PERTH, Australia Footage taken by a deep-sea drone should determine sooner than previously thought whether a remote stretch of the Indian Ocean is the final resting place of a missing Malaysian jetliner, Australian search authorities said on Thursday.
After the U.S. Navy robot submarine Bluefin-21 completed its first full scan of the seabed some 2,000 km (1,240 miles) west of the Australian city of Perth, authorities said they had reduced the search area based on further analysis of what they believe may be signals from the plane's black box.
It came as an air-and-sea search was expected to be scaled down almost six weeks after Malaysia Airlines flight MH370 disappeared from radar screens mid-flight with 239 people on board.
A series of "pings" recorded this month have led searchers to the remote stretch of ocean in the belief that the signals may have come from the plane's black box recorders.
However, with no pings received in more than a week and the black box's battery now 10 days past its approximate expiry date, authorities are relying on the Bluefin drone.
On April 15, a U.S. Naval spokesman said the drone would take up to two months to search its designated area, but on Thursday the Australian Joint Agency Coordination Centre said that was now incorrect.
"Since the US Navy provided comment some days ago, the underwater search has been significantly narrowed through detailed acoustic analysis conducted on the four signal detections made by the Towed Pinger Locator," the JACC said in a statement.
The analysis had created a "reduced and more focused underwater search area".
"The current underwater search efforts are being pursued to their completion so we can either confirm or discount the area as the final resting place of MH370," the statement said.
AIRCRAFT CONTINUE TO SEARCH
Meanwhile, a separate lead in the search, a sample taken from an oil slick picked up in the area, had been analyzed and was found not to be aircraft engine oil or hydraulic fluid, the JACC said, suggesting it was not related to an aircraft.
On Monday, the search coordinator, retired Air Chief Marshal Angus Houston, said the air and surface search for debris would likely end in three days as the operation shifted its focus to the largely unmapped area of ocean floor.
However, authorities said on Thursday up to 10 military aircraft, two civil aircraft and 11 ships would still search an area totaling about 40,000 square km (15,450 square miles).
That would suggest searchers, under pressure from the families of those on board the plane, still hold some hope of finding floating wreckage.
Australian Prime Minister Tony Abbott was quoted by the Wall Street Journal on Wednesday as saying that "we believe that (underwater) search will be completed within a week or so. If we don't find wreckage, we stop, we regroup, we reconsider".

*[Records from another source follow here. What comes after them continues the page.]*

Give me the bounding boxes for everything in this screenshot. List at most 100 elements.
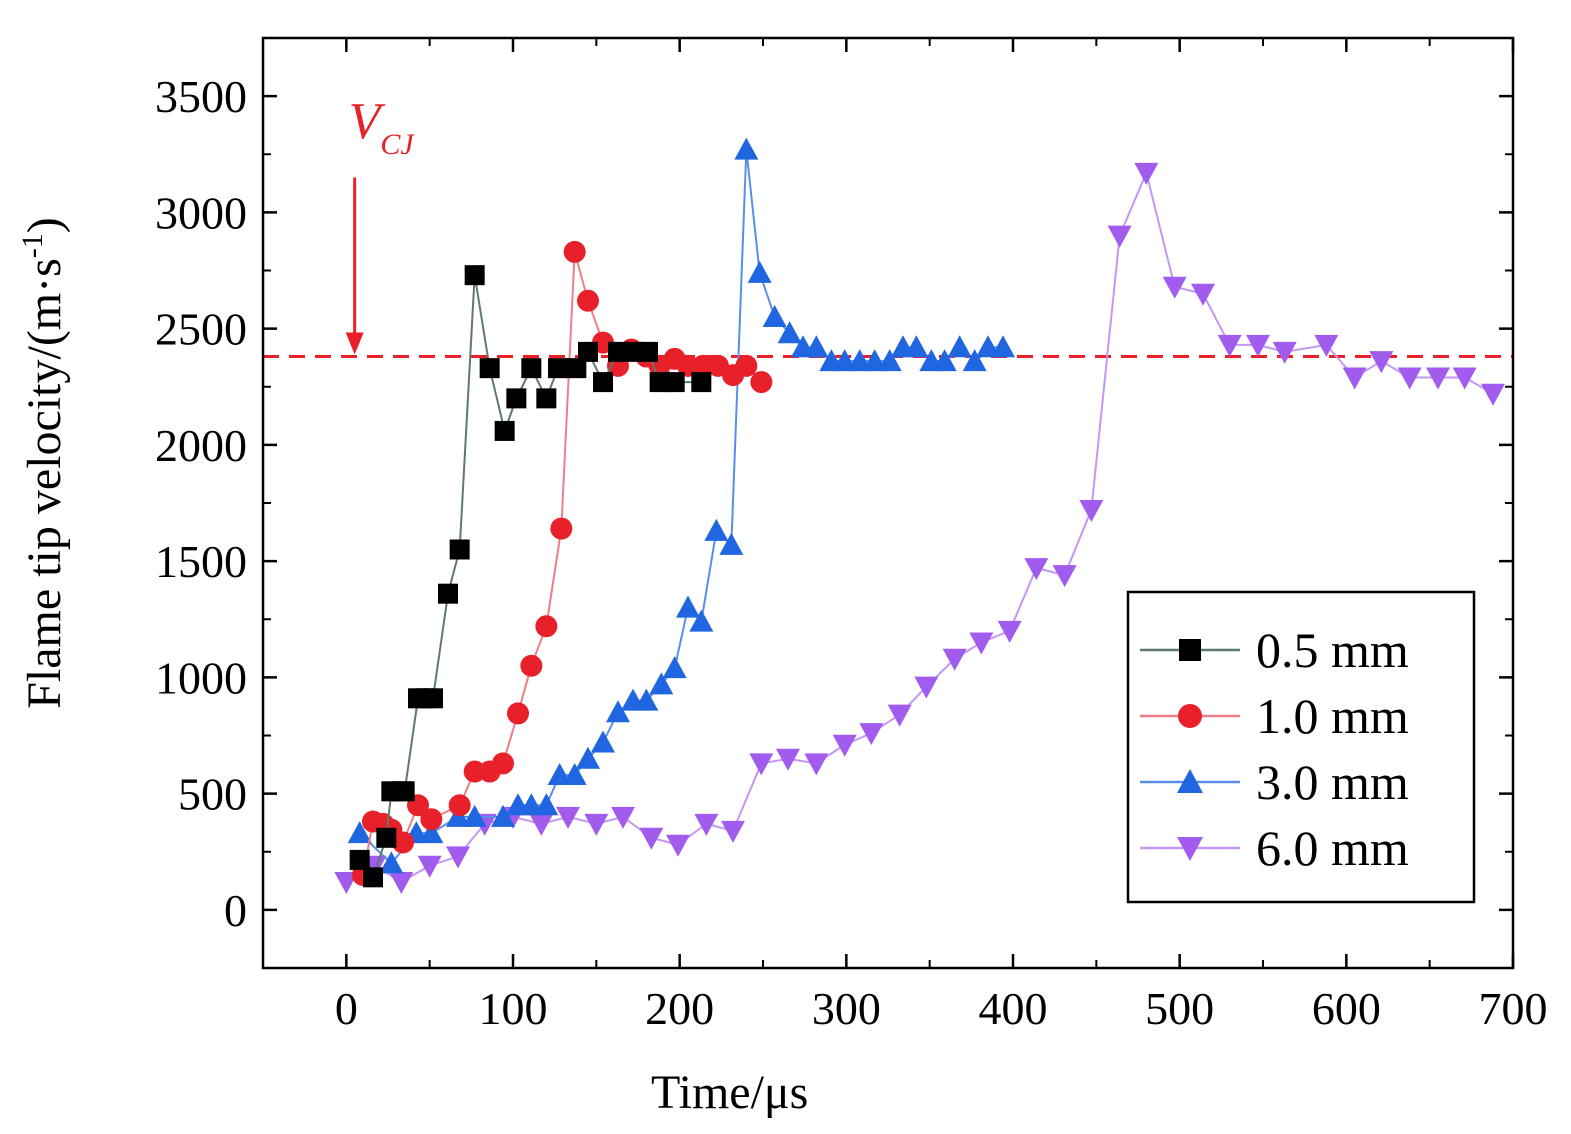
marker-square (1179, 639, 1201, 661)
marker-triangle-up (419, 821, 444, 844)
series-1-0-mm (352, 240, 773, 886)
marker-triangle-up (562, 763, 587, 786)
y-tick-label: 500 (178, 769, 247, 820)
marker-square (593, 372, 613, 393)
marker-triangle-down (1481, 383, 1505, 406)
marker-triangle-up (462, 804, 487, 827)
vcj-label-subscript: CJ (380, 128, 415, 161)
marker-triangle-down (446, 846, 470, 869)
x-tick-label: 500 (1145, 983, 1214, 1034)
marker-square (578, 341, 598, 362)
marker-triangle-down (666, 834, 690, 857)
marker-triangle-up (904, 335, 929, 358)
marker-triangle-down (389, 871, 414, 894)
marker-triangle-down (1177, 837, 1203, 861)
marker-triangle-up (734, 137, 759, 160)
marker-circle (507, 702, 529, 725)
marker-triangle-up (491, 804, 515, 827)
marker-square (638, 341, 658, 362)
marker-triangle-up (649, 672, 674, 695)
marker-triangle-down (804, 753, 829, 776)
marker-circle (550, 517, 573, 540)
marker-triangle-up (1177, 769, 1203, 793)
marker-triangle-down (859, 723, 884, 746)
vcj-label: VCJ (349, 93, 416, 161)
marker-square (691, 372, 712, 393)
marker-circle (492, 752, 514, 775)
marker-circle (535, 615, 558, 638)
marker-triangle-up (932, 349, 957, 372)
marker-triangle-up (347, 821, 372, 844)
legend-label: 6.0 mm (1256, 820, 1409, 876)
marker-triangle-up (762, 305, 787, 327)
y-axis-title: Flame tip velocity/(m·s-1) (16, 217, 71, 709)
legend-entry: 6.0 mm (1140, 820, 1409, 876)
marker-triangle-down (942, 648, 967, 671)
series-3-0-mm (347, 137, 1015, 874)
x-tick-label: 400 (979, 983, 1048, 1034)
marker-triangle-down (639, 827, 664, 850)
marker-triangle-up (777, 321, 802, 344)
marker-triangle-up (947, 335, 972, 358)
y-axis-title-close: ) (18, 217, 71, 233)
marker-triangle-down (1369, 351, 1394, 374)
marker-square (548, 358, 568, 379)
marker-square (494, 420, 515, 441)
marker-triangle-up (576, 746, 600, 769)
marker-circle (520, 654, 543, 677)
legend-entry: 3.0 mm (1140, 754, 1409, 810)
marker-triangle-down (776, 748, 800, 771)
series-0-5-mm (349, 265, 712, 888)
label-layer: Time/μs Flame tip velocity/(m·s-1) VCJ (16, 93, 808, 1119)
marker-triangle-down (914, 676, 939, 699)
marker-triangle-up (804, 335, 829, 358)
marker-triangle-down (721, 820, 745, 843)
marker-circle (735, 354, 758, 377)
marker-square (376, 827, 397, 848)
marker-triangle-down (1052, 565, 1077, 588)
marker-triangle-up (662, 656, 687, 679)
y-tick-label: 1500 (155, 536, 247, 587)
marker-triangle-down (584, 813, 609, 836)
marker-triangle-down (1079, 499, 1104, 522)
marker-triangle-down (556, 806, 580, 829)
marker-square (479, 358, 500, 379)
marker-square (423, 688, 443, 709)
marker-triangle-down (1342, 367, 1367, 390)
marker-triangle-up (689, 609, 714, 632)
marker-circle (1178, 704, 1202, 728)
marker-triangle-up (379, 851, 404, 874)
y-tick-label: 2500 (155, 304, 247, 355)
marker-triangle-down (1134, 162, 1159, 185)
marker-triangle-down (749, 753, 774, 776)
x-tick-label: 0 (335, 983, 358, 1034)
legend-label: 3.0 mm (1256, 754, 1409, 810)
y-tick-label: 1000 (155, 652, 247, 703)
marker-square (566, 358, 587, 379)
marker-circle (750, 371, 773, 394)
x-tick-label: 200 (645, 983, 714, 1034)
x-tick-label: 100 (479, 983, 548, 1034)
legend: 0.5 mm 1.0 mm 3.0 mm 6.0 mm (1126, 590, 1476, 904)
marker-square (394, 781, 415, 802)
marker-triangle-up (591, 730, 615, 753)
marker-circle (448, 794, 471, 817)
marker-square (506, 388, 527, 409)
marker-square (449, 539, 470, 560)
vcj-arrow-head (345, 332, 364, 355)
marker-triangle-up (877, 349, 902, 372)
marker-circle (420, 808, 443, 831)
axis-layer: 0 100 200 300 400 500 600 700 0 500 1000 1500 2000 25… (155, 37, 1548, 1034)
marker-triangle-up (747, 260, 772, 283)
marker-circle (577, 289, 599, 312)
marker-triangle-down (887, 704, 912, 727)
marker-triangle-down (1426, 367, 1450, 390)
marker-triangle-down (694, 813, 719, 836)
marker-triangle-down (1272, 341, 1297, 364)
marker-triangle-down (1452, 367, 1477, 390)
series-layer (334, 137, 1505, 894)
marker-triangle-down (529, 813, 554, 836)
marker-triangle-down (1246, 334, 1270, 357)
marker-triangle-down (1162, 276, 1187, 299)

Asked by Reuters on Thursday to clarify Abbott's comments to the newspaper, his office said he was only suggesting that authorities may change the area being searched by the Bluefin-21 drone, not that the search would be called off.

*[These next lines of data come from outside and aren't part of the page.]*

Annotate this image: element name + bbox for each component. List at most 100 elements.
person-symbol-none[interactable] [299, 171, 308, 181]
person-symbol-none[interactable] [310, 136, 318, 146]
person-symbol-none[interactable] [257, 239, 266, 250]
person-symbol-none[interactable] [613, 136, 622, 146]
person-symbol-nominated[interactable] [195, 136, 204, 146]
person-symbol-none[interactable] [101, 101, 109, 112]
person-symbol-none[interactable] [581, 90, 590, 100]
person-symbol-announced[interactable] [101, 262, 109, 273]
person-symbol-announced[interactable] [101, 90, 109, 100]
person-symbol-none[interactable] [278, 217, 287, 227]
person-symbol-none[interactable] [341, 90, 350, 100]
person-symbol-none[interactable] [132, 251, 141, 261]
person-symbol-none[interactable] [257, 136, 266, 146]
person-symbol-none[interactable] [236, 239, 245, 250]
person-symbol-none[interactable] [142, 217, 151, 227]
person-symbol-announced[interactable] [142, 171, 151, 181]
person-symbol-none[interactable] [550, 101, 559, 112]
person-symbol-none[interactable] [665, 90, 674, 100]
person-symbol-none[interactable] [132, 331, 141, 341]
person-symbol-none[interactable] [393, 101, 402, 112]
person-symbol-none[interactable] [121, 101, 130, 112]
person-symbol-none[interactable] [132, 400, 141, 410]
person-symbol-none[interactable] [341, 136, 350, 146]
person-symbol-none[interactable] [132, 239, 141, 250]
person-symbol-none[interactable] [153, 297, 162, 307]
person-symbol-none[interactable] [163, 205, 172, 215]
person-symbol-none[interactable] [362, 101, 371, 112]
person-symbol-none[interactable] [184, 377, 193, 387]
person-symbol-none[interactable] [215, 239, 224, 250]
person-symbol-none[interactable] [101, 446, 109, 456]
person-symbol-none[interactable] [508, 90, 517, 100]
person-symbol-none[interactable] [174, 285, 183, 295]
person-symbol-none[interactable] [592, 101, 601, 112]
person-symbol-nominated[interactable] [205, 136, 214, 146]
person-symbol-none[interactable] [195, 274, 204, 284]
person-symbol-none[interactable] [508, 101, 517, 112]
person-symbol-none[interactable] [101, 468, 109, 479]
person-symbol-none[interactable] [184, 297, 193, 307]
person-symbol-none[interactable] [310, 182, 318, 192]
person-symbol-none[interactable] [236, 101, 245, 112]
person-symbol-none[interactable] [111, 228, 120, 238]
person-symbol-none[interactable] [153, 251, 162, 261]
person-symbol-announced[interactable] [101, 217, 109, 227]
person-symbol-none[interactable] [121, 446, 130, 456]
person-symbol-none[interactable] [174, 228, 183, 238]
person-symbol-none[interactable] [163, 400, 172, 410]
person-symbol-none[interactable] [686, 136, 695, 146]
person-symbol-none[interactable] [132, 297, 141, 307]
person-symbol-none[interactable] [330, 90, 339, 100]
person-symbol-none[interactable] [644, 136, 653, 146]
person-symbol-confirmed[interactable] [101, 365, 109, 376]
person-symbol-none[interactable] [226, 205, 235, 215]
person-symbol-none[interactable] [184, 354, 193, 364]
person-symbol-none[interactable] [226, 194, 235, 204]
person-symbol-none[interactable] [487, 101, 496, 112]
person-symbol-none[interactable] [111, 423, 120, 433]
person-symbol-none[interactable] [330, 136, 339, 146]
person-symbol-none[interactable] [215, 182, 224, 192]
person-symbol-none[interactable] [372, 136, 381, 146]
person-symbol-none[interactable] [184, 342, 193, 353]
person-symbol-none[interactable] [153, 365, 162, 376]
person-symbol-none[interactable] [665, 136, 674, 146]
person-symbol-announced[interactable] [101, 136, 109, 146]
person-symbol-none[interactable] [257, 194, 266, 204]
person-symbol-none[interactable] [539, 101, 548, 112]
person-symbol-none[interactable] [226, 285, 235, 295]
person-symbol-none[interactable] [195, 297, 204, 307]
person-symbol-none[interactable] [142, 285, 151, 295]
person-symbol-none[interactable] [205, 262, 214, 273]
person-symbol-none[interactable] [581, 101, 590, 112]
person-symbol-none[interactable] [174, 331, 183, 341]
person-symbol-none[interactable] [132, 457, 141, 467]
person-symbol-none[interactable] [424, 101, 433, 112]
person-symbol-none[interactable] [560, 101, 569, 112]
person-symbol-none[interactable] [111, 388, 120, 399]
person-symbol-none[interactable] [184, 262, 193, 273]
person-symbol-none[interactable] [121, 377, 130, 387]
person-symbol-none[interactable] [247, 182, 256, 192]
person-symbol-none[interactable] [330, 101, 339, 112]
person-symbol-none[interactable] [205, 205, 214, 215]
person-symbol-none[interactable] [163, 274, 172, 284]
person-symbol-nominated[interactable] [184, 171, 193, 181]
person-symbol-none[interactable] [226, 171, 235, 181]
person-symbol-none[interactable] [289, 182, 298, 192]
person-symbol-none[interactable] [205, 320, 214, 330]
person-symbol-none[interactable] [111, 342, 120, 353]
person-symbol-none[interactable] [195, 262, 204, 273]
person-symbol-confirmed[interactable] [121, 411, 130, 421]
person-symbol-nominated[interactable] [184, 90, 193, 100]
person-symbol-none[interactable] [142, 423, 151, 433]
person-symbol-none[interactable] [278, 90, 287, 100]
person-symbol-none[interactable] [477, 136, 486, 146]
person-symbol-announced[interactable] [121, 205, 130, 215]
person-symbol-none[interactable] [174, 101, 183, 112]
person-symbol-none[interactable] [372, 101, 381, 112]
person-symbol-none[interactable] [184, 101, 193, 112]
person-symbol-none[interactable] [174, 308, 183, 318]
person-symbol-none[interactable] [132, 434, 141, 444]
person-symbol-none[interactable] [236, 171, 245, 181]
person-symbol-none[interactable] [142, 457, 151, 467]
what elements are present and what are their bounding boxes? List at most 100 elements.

Malaysia's defense minister, Hishammuddin Hussein, vowed that the search would continue even if there could be a pause to regroup and reconsider the best area to scour.
"The search will always continue. It's just a matter of approach," he told a news conference in Kuala Lumpur.
He said Abbot remained in close contact with Malaysian Prime Minister Najib Razak and the two had spoken on Thursday to discuss the search.
"They've been looking for 40 days and haven't found anything floating yet," Geoffrey Dell, Associate Professor of Accident Investigation and Forensics at Central Queensland University, told Reuters.
"You'd have to start saying there's either nothing to find or let's move elsewhere," he said.